Publicado: Dom Mar 29, 2026 4:42 pm
Jeschonnek mantenía una imagen de hombre endurecido, pero quienes lo conocían bien lo describían como "casi tímido" y una "persona sensible". Según ellos, "erigió un muro a su alrededor. Para ocultar su vulnerabilidad interior, adoptó una naturaleza fría, ligeramente insatisfecha y aparentemente sarcástica en público". El general Meister declaró: "Göring me dijo que una vez en Karinhall, después del comienzo de la Campaña de Rusia en 1941, Jeschonnek tuvo una crisis nerviosa y dijo que la responsabilidad 'se le endosaría'. Entonces le expliqué que yo asumiría la responsabilidad. Mi esposa consoló al hombre que lloraba". Las características de la depresión e incluso las crisis emocionales llevaron a un historiador a especular que Jeschonnek era maníaco-depresivo. Su estado mental provenía de la situación militar. Le confió a Hans-Georg von Seidel que se habían cometido errores terribles y que se seguían cometiendo. El 12 de abril de 1943 Heinz Guderian señaló que estaba "renunciando" y "agotado".

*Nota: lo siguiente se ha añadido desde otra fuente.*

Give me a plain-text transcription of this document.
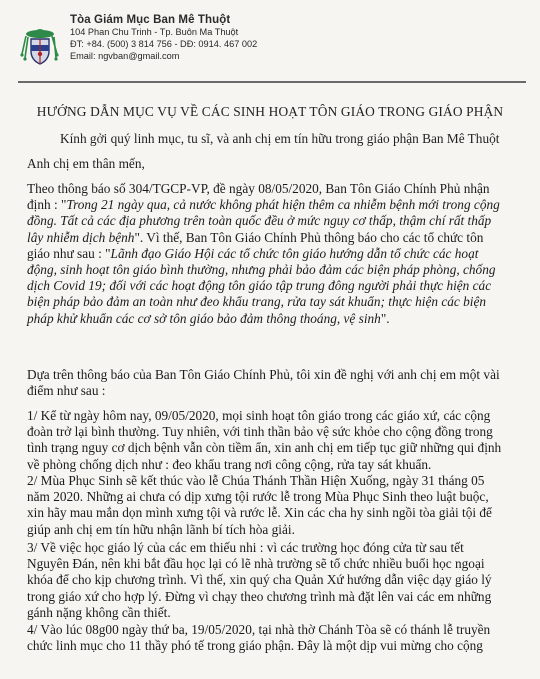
Tòa Giám Mục Ban Mê Thuột
104 Phan Chu Trinh - Tp. Buôn Ma Thuột
ĐT: +84. (500) 3 814 756 - DĐ: 0914. 467 002
Email: ngvban@gmail.com
HƯỚNG DẪN MỤC VỤ VỀ CÁC SINH HOẠT TÔN GIÁO TRONG GIÁO PHẬN
Kính gởi quý linh mục, tu sĩ, và anh chị em tín hữu trong giáo phận Ban Mê Thuột
Anh chị em thân mến,
Theo thông báo số 304/TGCP-VP, đề ngày 08/05/2020, Ban Tôn Giáo Chính Phủ nhận
định : "Trong 21 ngày qua, cả nước không phát hiện thêm ca nhiễm bệnh mới trong cộng
đồng. Tất cả các địa phương trên toàn quốc đều ở mức nguy cơ thấp, thậm chí rất thấp
lây nhiễm dịch bệnh". Vì thế, Ban Tôn Giáo Chính Phủ thông báo cho các tổ chức tôn
giáo như sau : "Lãnh đạo Giáo Hội các tổ chức tôn giáo hướng dẫn tổ chức các hoạt
động, sinh hoạt tôn giáo bình thường, nhưng phải bảo đảm các biện pháp phòng, chống
dịch Covid 19; đối với các hoạt động tôn giáo tập trung đông người phải thực hiện các
biện pháp bảo đảm an toàn như đeo khẩu trang, rửa tay sát khuẩn; thực hiện các biện
pháp khử khuẩn các cơ sở tôn giáo bảo đảm thông thoáng, vệ sinh".
Dựa trên thông báo của Ban Tôn Giáo Chính Phủ, tôi xin đề nghị với anh chị em một vài
điểm như sau :
1/ Kể từ ngày hôm nay, 09/05/2020, mọi sinh hoạt tôn giáo trong các giáo xứ, các cộng
đoàn trở lại bình thường. Tuy nhiên, với tinh thần bảo vệ sức khỏe cho cộng đồng trong
tình trạng nguy cơ dịch bệnh vẫn còn tiềm ẩn, xin anh chị em tiếp tục giữ những qui định
về phòng chống dịch như : đeo khẩu trang nơi công cộng, rửa tay sát khuẩn.
2/ Mùa Phục Sinh sẽ kết thúc vào lễ Chúa Thánh Thần Hiện Xuống, ngày 31 tháng 05
năm 2020. Những ai chưa có dịp xưng tội rước lễ trong Mùa Phục Sinh theo luật buộc,
xin hãy mau mắn dọn mình xưng tội và rước lễ. Xin các cha hy sinh ngồi tòa giải tội để
giúp anh chị em tín hữu nhận lãnh bí tích hòa giải.
3/ Về việc học giáo lý của các em thiếu nhi : vì các trường học đóng cửa từ sau tết
Nguyên Đán, nên khi bắt đầu học lại có lẽ nhà trường sẽ tổ chức nhiều buổi học ngoại
khóa để cho kịp chương trình. Vì thế, xin quý cha Quản Xứ hướng dẫn việc dạy giáo lý
trong giáo xứ cho hợp lý. Đừng vì chạy theo chương trình mà đặt lên vai các em những
gánh nặng không cần thiết.
4/ Vào lúc 08g00 ngày thứ ba, 19/05/2020, tại nhà thờ Chánh Tòa sẽ có thánh lễ truyền
chức linh mục cho 11 thầy phó tế trong giáo phận. Đây là một dịp vui mừng cho cộng
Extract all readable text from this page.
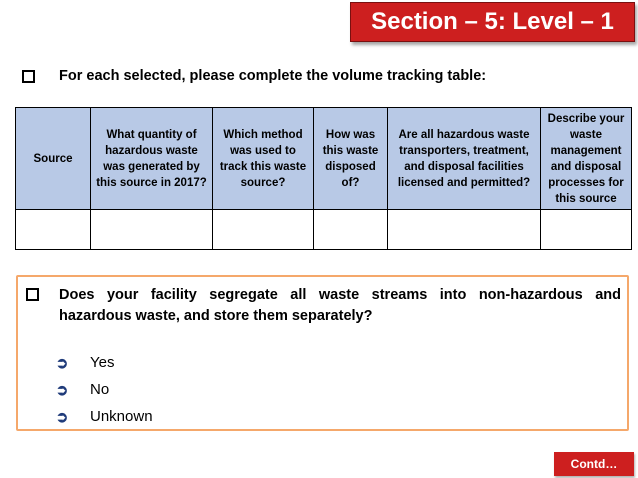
Section – 5: Level – 1
For each selected, please complete the volume tracking table:
Source	What quantity of hazardous waste was generated by this source in 2017?	Which method was used to track this waste source?	How was this waste disposed of?	Are all hazardous waste transporters, treatment, and disposal facilities licensed and permitted?	Describe your waste management and disposal processes for this source

Does your facility segregate all waste streams into non-hazardous and hazardous waste, and store them separately?
➲ Yes
➲ No
➲ Unknown
Contd…
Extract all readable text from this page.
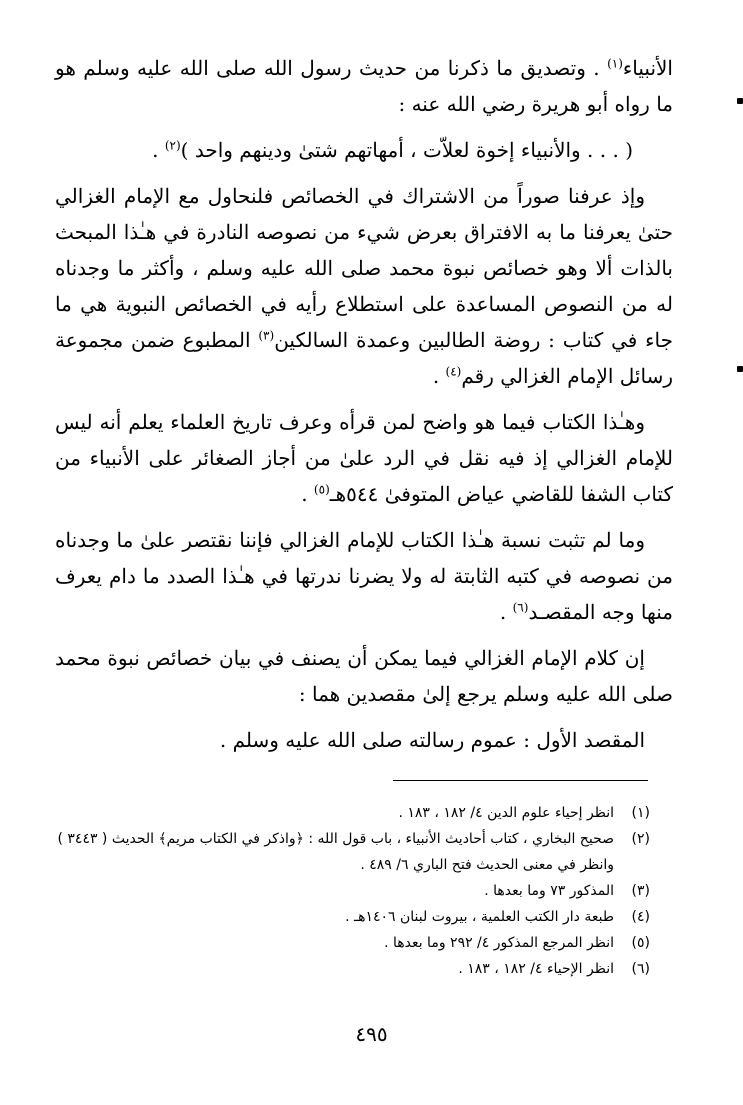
الأنبياء$^{(١)}$ . وتصديق ما ذكرنا من حديث رسول الله صلى الله عليه وسلم هو ما رواه أبو هريرة رضي الله عنه :

( . . . والأنبياء إخوة لعلاّت ، أمهاتهم شتىٰ ودينهم واحد )$^{(٢)}$ .

وإذ عرفنا صوراً من الاشتراك في الخصائص فلنحاول مع الإمام الغزالي حتىٰ يعرفنا ما به الافتراق بعرض شيء من نصوصه النادرة في هـٰذا المبحث بالذات ألا وهو خصائص نبوة محمد صلى الله عليه وسلم ، وأكثر ما وجدناه له من النصوص المساعدة على استطلاع رأيه في الخصائص النبوية هي ما جاء في كتاب : روضة الطالبين وعمدة السالكين$^{(٣)}$ المطبوع ضمن مجموعة رسائل الإمام الغزالي رقم$^{(٤)}$ .

وهـٰذا الكتاب فيما هو واضح لمن قرأه وعرف تاريخ العلماء يعلم أنه ليس للإمام الغزالي إذ فيه نقل في الرد علىٰ من أجاز الصغائر على الأنبياء من كتاب الشفا للقاضي عياض المتوفىٰ ٥٤٤هـ$^{(٥)}$ .

وما لم تثبت نسبة هـٰذا الكتاب للإمام الغزالي فإننا نقتصر علىٰ ما وجدناه من نصوصه في كتبه الثابتة له ولا يضرنا ندرتها في هـٰذا الصدد ما دام يعرف منها وجه المقصـد$^{(٦)}$ .

إن كلام الإمام الغزالي فيما يمكن أن يصنف في بيان خصائص نبوة محمد صلى الله عليه وسلم يرجع إلىٰ مقصدين هما :

المقصد الأول : عموم رسالته صلى الله عليه وسلم .

(١)
انظر إحياء علوم الدين ٤/ ١٨٢ ، ١٨٣ .
(٢)
صحيح البخاري ، كتاب أحاديث الأنبياء ، باب قول الله : ﴿واذكر في الكتاب مريم﴾ الحديث ( ٣٤٤٣ ) وانظر في معنى الحديث فتح الباري ٦/ ٤٨٩ .
(٣)
المذكور ٧٣ وما بعدها .
(٤)
طبعة دار الكتب العلمية ، بيروت لبنان ١٤٠٦هـ .
(٥)
انظر المرجع المذكور ٤/ ٢٩٢ وما بعدها .
(٦)
انظر الإحياء ٤/ ١٨٢ ، ١٨٣ .
٤٩٥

Jeschonnek era plenamente consciente de su profunda implicación en los fracasos de la Luftwaffe; no se podía culpar a Göring de todo. Jeschonnek sería justamente responsable de la sobreestimación del Ju 88 y del He 177; de la creación de una fuerza aérea sin reservas, incapaz de librar una guerra prolongada; de aceptar detener el desarrollo de aeronaves; de mantener baja la producción de cazas en favor de bombarderos medios; y de no movilizar adecuadamente su programa de armamento de 1939; de subestimar aparentemente la amenaza aérea angloamericana; de aceptar las operaciones logísticas aéreas en Stalingrado; de no desarrollar un arma aérea estratégica ni un mando de transporte aéreo; y de crear demasiado tarde las fuerzas de defensa aérea. Abrumado por el peso de los errores, y sin vínculos familiares significativos ni convicciones religiosas que le ofrecieran estabilidad, consideró el suicidio. Su ayudante informó a Kesselring, justo antes del derrocamiento de Benito Mussolini, que había tenido que arrebatarle un arma a Jeschonnek y le advirtió que podría volver a intentarlo.
El 17 de agosto de 1943 la USAAF llevó a cabo la misión Schweinfurt-Regensburg. La industria de rodamientos sufrió daños, pero la Luftwaffe pareció obtener una victoria defensiva. Sin embargo, esa misma tarde, Göring llamó a Jeschonnek con un tono ofensivo. El general Meister recordó que también hablaron sobre la coordinación de los cazas nocturnos y la artillería antiaérea. Durante el día, Meister, como de costumbre, salió con Jeschonnek en una lancha por el lago Gołdap. Después, brindaron con champán para celebrar el cumpleaños de la hija de Jeschonnek antes de despedirse.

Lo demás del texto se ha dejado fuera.